Comment 29 Stupachenko Evgeny 2015-04-10 20:49:51 UTC

>Evgeny, could you check the effect of my latest patch (c25) on gzip.

The performance is back. Thanks.

Comment 30 Jakub Jelinek 2015-04-11 07:31:59 UTC

So hopefully fixed now.

Comment 31 xuepeng guo 2015-04-13 05:22:41 UTC

Author: xguo
Date: Mon Apr 13 05:22:09 2015
New Revision: 222037

URL: https://gcc.gnu.org/viewcvs?rev=222037&root=gcc&view=rev
Log:
Add missing test case

2015-04-13  Terry Guo  <terry.guo@arm.com>

        PR target/65710
        * gcc.target/arm/pr65710.c: New.

Added:
    trunk/gcc/testsuite/gcc.target/arm/pr65710.c
Modified:
    trunk/gcc/testsuite/ChangeLog

Comment 32 Christophe Lyon 2015-04-13 12:15:52 UTC

> 2015-04-13  Terry Guo  <terry.guo@arm.com>
> 
>         PR target/65710
>         * gcc.target/arm/pr65710.c: New.
> 

Terry, any particular reason you use -march=armv6-m instead of -march=armv6 ?

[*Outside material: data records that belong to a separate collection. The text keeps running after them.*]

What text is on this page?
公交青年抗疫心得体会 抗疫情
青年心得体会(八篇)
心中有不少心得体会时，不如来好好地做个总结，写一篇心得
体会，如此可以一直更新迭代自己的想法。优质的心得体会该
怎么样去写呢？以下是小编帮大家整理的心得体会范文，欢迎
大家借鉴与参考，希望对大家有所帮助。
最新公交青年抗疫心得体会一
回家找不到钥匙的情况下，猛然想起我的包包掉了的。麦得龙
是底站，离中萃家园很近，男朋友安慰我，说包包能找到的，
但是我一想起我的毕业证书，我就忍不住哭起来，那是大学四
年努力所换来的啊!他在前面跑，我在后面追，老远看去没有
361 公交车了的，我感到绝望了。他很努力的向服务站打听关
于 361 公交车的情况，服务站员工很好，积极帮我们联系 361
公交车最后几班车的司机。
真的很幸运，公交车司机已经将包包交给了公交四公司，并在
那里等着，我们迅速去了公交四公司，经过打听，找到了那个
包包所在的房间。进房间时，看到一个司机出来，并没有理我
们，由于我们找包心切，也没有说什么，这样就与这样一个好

Some of my test configurations add -marm to RUNTESTFLAGS, and they fail because:
error: target CPU does not support ARM mode

Can we switch to armv6, or do we need a few additional guards to avoid running this test in unsupported configurations?

Comment 33 Terry Guo 2015-04-14 03:15:12 UTC

(In reply to clyon from comment #32)
> > 2015-04-13  Terry Guo  <terry.guo@arm.com>
> > 
> >         PR target/65710
> >         * gcc.target/arm/pr65710.c: New.
> > 
> 
> Terry, any particular reason you use -march=armv6-m instead of -march=armv6 ?
> 
> Some of my test configurations add -marm to RUNTESTFLAGS, and they fail
> because:
> error: target CPU does not support ARM mode
> 
> Can we switch to armv6, or do we need a few additional guards to avoid
> running this test in unsupported configurations?

Thanks for reminding. I just made a stupid copy-paste error here. The correct options should be "-mthumb -O2 -mfloat-abi=soft" as shown in comment#1. I reused some test case template and forgot to update the options. I will fix this soon.